Ковровая дорожка в коридоре багрова, словно пропиталась кровью. Дорога на эшафот…
— Сюда, — говорит эсэсовец и подталкивает меня к боковой лесенке. — Не расшибись, здесь крутые ступени.
Дверь — большая, окованная железом. Шляпки гвоздей украшены наконечниками. Кольцо, за которое берется рука конвоира, свет, слова:
— Хайль Гитлер! Штурмфюрер, один арестованный в ваше распоряжение!
Очень много света от трех ламп под потолком. Темные балки с ввинченными в них крюками. В свое время в подвале, подвешенные за крюки, хранились окорока, колбасы и пармезан в сетках. В подвале еще и сейчас пахнет сыром.
Даже если я выдержу все, двадцать пятого кассир вскроет сейф в банке. Он связан с Сопротивлением, милый Дон-Кихот, но инструкция и присутствие директора и бухгалтера заставят его передать портфель в Булонский лес. Два листка шифрованных записей. Одна надежда, что они окажутся не по зубам криптографам гестапо!..
Я даю Фогелю усадить себя на табурет и бессмысленно разглядываю лежащие на эмалированном подносе инструменты. Кусачки, изогнутые щипцы, какие-то спицы с хромированными наконечниками. Гаук, приветственно помотав головой, щупает пульс, сверяясь с часами.
— Я думал, вы психиатр, — говорю я.
— Чему не научишься! — говорит Гаук и отпускает мою руку. — Прекрасный пульс. Можете начинать, Фогель.
Мой палец и спица. Боли нет, только красная капля появляется на кончике фаланги и опадает, лопается, заливая ноготь. Я отдергиваю было руку, но она прихвачена браслетом к скобе на столике, а сам столик врыт в бетон пола… Разве то, что я чувствую, можно назвать болью?!
— Где живет Люк? — слышу я. — Где живет Люк?
Гаук вытягивает из воротника длинную шею. Кадык его безостановочно снует вверх, вниз и снова вверх. Глаза гаупт-штурмфюрера расширяются, ноздри трепещут. Он впивается лапой в плечо Фогеля и без усилий отбрасывает его в сторону. В свободной руке Гаука изогнутые щипцы. Я не мог оторвать от них взгляда и кричу, когда щипцы захватывают ноготь и сдергивают его вместе с мясом.
5. ПРОСТО ОДИН ДЕНЬ — ИЮЛЬ, 1944.
Щипцы захватывают ноготь и сдергивают его вместе с мясом. Стук инструментов, падающих на поднос. Крик. Лицо Фогеля и его тяжелое дыхание… Сон повторяет явь, и я, открыв глаза, правой, целой еще рукой стираю, пот со лба. Левую руку крючит от долгой несмолкающей боли. Словно кто-то дернул за басовую струну, заключенную в теле, и заставил ее вибрировать…
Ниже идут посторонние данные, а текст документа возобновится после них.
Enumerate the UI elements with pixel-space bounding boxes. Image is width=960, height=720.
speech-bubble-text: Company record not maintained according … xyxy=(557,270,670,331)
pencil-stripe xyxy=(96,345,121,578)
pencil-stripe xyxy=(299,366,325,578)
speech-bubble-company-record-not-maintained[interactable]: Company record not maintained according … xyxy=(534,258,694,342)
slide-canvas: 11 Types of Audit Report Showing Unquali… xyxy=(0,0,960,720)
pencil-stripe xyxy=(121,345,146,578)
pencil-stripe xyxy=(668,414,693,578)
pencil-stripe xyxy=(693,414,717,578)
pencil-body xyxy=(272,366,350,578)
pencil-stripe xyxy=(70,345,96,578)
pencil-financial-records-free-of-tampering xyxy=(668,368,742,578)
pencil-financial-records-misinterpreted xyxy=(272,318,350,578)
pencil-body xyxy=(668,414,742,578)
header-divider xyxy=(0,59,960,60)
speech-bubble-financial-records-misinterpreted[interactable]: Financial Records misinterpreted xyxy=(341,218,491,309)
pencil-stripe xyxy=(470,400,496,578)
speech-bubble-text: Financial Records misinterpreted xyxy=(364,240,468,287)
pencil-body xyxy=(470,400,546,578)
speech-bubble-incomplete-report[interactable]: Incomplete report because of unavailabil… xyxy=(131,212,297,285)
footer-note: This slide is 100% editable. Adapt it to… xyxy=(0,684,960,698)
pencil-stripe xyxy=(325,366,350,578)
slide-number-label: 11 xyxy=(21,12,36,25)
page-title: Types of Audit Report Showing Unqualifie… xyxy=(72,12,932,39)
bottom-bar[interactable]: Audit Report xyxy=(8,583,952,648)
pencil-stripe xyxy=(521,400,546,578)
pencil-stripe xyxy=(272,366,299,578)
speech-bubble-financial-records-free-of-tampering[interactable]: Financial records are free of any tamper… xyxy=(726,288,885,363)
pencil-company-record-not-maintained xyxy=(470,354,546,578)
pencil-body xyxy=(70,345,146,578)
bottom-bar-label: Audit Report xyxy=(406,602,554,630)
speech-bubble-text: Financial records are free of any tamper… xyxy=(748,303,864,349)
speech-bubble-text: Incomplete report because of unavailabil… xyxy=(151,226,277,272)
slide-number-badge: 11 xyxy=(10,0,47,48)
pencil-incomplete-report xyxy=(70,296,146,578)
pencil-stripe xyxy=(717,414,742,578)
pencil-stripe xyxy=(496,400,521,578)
— Ты жив, Огюст? — спрашиваю я себя, и голос Эрлиха отвечает мне:
— Сомневаетесь, Птижан? Напрасно!
— Штурмбаннфюрер… Какая честь, — бормочу я, не имея сил приподняться. — Располагайтесь поудобнее и чувствуйте себя как дома.
Циклоп сидит боком у меня на ногах и, не глубоко затягиваясь, попыхивает сигареткой. Он в полной форме: черный мундир, серебряный витой погон на плече, довольно толстая колодка орденских планок и Железный крест второго класса у левого кармана.
— Закурите?
— Нет… Никотин вредит здоровью… А впрочем, черт с вами, давайте!
Эрлих лезет в карман и извлекает сразу две пачки — целую и начатую. Щелчком вытряхивает тоненькую «Реемтсма», раскуривает ее и сует мне в рот. Похоже, что и другой карман набит сигаретами — что-то остроугольное оттопыривает его.
— Открываете лавочку, Циклоп?
— Вы о чем?
— Боковые карманы… табачный запас…
— Все острите? Лежите спокойно и старайтесь поменьше говорить. Гаук осматривал вас ночью, и сказал, что сердце ни к черту. Еще один сеанс — и крышка.
— Скорее бы, — говорю я без тени иронии.